The other application I want to highlight is to the soil and to the environment.
We have identified lots of different bacterial strains which appear to promote the growth of plants and make plants more resilient to drought. They change the carbon and nitrogen metabolic pathways in the soil to help create a more porous soil and a soil that's more likely to support plants under current climate change and reduce erosion.
We are trying to manipulate the microbiology of soil, but this is a very big problem, because soil is the most diverse microbial ecosystem on the planet. We're trying to link how microbes that we introduce into the soil will affect and change the carbon, nitrogen, phosphorus and sulfur metabolism inside the soil. That is a metabolic interaction like we saw in the gut, but, additionally, the plants and crops that we work with pump out their own incredibly diverse cornucopia of chemical compounds, mostly carbon-based compounds, which stimulate microbial activity in the soil.
What we're trying to do is re-engineer the microbial ecosystem of the soil and the rhizosphere of the plants. A particular crop species produces these 500 different carbon substrates out of its roots, it exudes them into the environment, and then we're looking to take bacteria from our collections, which can grow on those substrates and create a metabolic cascade into the soil environment to help to lock away carbon and produce glomalin compounds, which will make the soil healthier and more resilient.
One plant for a variety can produce 500 different types of carbon and interact with hundreds of species of probiotic bacteria to change the metabolic chemistry of a cubic foot of soil, by stimulating the productivity of potentially 100,000 different bacterial, archaeal and fungal species.
Numerically, that's an insurmountable computational problem to solve. We cannot predict how the interactions will lead to impacts. We have to simplify it to the point of it being almost overfitted and unusable for precision agriculture.
For the soil project, we recently received three million to launch a new program with field trials and greenhouse studies to generate the data to see if we can answer these kinds of questions. And for the colorectal cancer project, we have a $400,000 clinical trial starting this month, which will hopefully allow us to do a better investigation of how these microbes interact and how ecological dynamics occur in the guts of people who are at risk of this type of cancer.
There is one more thing we would like to ask you.
We are encouraging researchers at different career stages to share ideas about complex science problems that could benefit from a large-scale AI effort. We found that motivation and recognition could be provided if you and other well-known scientists were willing to talk to people that suggest the best ideas. You would be the judge and decide if any idea is for you deserving of attention. Any scientist selected might receive advice but could also be a potential collaborator. Many ideas will be produced, and society will take notice.
Jack:
I would be happy to be involved. I love having those discussions. I love stimulating ideas.
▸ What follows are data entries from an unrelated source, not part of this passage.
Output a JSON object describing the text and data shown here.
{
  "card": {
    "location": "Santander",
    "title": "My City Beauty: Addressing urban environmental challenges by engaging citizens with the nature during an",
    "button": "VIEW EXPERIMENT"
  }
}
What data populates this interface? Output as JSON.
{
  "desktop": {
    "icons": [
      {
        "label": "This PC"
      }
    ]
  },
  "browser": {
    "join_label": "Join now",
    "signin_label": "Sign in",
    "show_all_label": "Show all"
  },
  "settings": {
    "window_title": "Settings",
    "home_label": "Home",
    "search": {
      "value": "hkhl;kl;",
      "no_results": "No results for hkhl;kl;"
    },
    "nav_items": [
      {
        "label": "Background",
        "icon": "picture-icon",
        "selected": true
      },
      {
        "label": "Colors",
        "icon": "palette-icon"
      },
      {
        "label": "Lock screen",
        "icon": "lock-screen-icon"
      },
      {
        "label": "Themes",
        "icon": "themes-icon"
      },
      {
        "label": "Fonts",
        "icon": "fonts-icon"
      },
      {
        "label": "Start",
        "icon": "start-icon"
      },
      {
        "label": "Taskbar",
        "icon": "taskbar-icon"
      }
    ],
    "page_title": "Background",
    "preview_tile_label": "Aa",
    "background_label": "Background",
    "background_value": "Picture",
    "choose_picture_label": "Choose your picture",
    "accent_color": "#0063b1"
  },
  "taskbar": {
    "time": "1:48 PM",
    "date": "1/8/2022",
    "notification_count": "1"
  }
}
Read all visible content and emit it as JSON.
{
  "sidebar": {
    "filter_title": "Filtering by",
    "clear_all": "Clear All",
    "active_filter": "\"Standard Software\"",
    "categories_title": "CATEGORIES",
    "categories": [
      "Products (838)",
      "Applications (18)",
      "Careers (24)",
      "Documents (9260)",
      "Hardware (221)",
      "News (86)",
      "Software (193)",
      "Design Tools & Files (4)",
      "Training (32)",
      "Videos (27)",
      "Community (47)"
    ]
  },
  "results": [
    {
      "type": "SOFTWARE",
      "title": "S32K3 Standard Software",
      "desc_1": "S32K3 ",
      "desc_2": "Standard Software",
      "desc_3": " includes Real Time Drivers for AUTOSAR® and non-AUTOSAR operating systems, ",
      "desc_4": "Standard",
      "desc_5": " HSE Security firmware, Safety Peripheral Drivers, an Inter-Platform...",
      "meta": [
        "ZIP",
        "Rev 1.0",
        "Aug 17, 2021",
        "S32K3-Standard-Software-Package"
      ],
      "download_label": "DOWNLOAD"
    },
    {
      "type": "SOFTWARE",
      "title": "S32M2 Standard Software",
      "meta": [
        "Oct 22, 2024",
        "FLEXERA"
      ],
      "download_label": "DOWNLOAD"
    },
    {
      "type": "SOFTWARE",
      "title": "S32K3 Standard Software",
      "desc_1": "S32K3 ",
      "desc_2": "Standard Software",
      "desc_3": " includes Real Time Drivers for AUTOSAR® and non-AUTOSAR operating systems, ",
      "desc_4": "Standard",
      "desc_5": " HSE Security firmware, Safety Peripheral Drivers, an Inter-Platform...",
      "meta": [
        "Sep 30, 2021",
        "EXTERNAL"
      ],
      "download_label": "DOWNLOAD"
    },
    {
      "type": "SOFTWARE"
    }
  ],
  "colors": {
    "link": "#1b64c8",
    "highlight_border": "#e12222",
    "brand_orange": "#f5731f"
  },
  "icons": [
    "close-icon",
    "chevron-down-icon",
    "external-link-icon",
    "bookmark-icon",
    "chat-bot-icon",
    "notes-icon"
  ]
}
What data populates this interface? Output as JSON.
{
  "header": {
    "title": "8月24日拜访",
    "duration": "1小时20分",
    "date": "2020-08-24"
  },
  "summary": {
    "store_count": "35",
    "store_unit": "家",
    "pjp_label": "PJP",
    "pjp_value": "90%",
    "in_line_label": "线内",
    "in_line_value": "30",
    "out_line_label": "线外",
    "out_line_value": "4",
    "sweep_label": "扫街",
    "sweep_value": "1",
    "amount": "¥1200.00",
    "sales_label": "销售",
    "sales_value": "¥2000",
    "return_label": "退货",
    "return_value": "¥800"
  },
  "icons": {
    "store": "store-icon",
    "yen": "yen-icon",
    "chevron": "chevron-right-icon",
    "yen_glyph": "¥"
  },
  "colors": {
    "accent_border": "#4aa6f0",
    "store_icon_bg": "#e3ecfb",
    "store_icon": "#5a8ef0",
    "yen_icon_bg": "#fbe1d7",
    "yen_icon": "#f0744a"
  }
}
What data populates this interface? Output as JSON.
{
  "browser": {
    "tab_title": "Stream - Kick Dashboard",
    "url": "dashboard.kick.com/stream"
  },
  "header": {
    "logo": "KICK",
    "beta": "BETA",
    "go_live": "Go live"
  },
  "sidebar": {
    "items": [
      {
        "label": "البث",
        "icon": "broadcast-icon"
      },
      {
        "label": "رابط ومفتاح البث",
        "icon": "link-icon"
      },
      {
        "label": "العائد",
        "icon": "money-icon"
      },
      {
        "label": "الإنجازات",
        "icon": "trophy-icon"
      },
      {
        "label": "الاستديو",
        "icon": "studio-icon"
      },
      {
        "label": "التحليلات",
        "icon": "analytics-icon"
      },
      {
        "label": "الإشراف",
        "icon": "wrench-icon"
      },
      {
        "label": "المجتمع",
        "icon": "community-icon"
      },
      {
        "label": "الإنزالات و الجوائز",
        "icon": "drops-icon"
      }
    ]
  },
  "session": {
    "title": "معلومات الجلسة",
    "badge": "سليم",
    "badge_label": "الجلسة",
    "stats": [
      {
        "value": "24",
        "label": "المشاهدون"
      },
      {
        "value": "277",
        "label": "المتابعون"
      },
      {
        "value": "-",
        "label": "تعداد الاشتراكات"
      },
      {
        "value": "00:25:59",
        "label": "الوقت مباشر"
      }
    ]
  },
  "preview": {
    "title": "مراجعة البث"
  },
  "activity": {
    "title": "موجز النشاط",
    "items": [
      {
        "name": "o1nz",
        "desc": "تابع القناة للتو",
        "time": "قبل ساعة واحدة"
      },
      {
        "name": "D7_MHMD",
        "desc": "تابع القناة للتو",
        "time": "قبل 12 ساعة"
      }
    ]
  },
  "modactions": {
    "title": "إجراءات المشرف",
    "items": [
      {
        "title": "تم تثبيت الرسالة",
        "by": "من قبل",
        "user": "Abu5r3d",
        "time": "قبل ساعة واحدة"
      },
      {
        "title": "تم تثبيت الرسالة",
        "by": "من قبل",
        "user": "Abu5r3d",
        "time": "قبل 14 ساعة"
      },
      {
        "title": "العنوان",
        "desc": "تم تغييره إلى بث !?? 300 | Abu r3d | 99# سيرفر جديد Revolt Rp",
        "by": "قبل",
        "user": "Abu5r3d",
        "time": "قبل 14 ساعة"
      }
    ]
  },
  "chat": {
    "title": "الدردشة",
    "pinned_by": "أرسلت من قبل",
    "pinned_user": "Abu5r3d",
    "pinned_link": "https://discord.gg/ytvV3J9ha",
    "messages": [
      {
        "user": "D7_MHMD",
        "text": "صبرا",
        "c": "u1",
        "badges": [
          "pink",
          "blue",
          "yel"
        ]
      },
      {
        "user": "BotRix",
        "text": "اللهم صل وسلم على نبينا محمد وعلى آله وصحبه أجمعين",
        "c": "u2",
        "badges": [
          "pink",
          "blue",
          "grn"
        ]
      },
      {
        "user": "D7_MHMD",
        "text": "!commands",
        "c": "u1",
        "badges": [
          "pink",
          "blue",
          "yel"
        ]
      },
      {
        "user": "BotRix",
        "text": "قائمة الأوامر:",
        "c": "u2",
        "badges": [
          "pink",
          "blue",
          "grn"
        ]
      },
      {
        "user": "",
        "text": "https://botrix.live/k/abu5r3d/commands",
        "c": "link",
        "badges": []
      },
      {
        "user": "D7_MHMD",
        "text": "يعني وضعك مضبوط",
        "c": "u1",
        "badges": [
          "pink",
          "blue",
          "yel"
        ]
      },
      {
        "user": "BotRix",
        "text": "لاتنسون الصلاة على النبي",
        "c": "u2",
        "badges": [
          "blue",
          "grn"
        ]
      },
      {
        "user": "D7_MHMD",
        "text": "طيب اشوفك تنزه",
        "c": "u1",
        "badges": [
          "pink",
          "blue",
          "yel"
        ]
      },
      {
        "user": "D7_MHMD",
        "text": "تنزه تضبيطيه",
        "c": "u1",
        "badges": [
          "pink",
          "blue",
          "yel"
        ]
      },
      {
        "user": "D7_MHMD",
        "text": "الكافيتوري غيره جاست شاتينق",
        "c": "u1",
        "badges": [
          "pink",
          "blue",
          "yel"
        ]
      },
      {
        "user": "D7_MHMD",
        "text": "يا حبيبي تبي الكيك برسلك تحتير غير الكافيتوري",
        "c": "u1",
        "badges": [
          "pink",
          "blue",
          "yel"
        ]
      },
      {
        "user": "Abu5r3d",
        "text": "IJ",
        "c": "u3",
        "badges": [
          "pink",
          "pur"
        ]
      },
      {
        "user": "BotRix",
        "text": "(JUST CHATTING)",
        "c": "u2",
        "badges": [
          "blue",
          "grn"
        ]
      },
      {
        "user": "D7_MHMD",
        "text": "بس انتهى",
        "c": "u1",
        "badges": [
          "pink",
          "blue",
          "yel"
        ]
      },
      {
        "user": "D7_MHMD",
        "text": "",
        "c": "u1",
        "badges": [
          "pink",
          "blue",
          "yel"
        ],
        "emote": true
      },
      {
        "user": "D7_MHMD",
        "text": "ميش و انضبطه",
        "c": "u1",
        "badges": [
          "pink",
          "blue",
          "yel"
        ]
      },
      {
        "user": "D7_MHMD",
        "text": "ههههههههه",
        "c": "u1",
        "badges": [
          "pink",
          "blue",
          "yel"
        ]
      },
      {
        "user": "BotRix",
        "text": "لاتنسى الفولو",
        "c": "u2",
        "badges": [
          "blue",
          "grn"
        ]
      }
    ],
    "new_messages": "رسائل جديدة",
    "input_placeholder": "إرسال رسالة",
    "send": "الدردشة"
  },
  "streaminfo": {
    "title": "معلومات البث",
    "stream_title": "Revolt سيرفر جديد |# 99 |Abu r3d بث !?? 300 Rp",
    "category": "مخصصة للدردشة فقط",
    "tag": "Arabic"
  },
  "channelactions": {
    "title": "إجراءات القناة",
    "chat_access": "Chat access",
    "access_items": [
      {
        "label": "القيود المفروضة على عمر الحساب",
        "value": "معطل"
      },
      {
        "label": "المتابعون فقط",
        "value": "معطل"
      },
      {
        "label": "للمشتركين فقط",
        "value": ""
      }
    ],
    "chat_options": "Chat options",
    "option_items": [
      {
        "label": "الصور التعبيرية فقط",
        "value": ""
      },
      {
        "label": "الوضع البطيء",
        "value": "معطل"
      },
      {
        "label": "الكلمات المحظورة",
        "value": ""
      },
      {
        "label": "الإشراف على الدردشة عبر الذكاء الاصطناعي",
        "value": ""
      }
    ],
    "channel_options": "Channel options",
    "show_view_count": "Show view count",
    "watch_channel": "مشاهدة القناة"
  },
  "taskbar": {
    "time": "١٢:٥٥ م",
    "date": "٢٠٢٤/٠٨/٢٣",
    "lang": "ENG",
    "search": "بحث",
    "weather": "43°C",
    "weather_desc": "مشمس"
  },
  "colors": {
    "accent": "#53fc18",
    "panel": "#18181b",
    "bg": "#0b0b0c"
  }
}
I have always been very collaborative and there's way more that needs to be done that we can never handle. I can even come up with very discrete research programs and I'm happy to share those if anybody wants to take our data and do something fun with it in the AI space.
REFERENCES
- Gaines, Sara, et al. "Western diet promotes intestinal colonization by collagenolytic microbes and promotes tumor formation after colorectal surgery." Gastroenterology 158.4 (2020): 958-970.
- Zarraonaindia, Iratxe, et al. "Response of horticultural soil microbiota to different fertilization practices." Plants 9.11 (2020): 1501.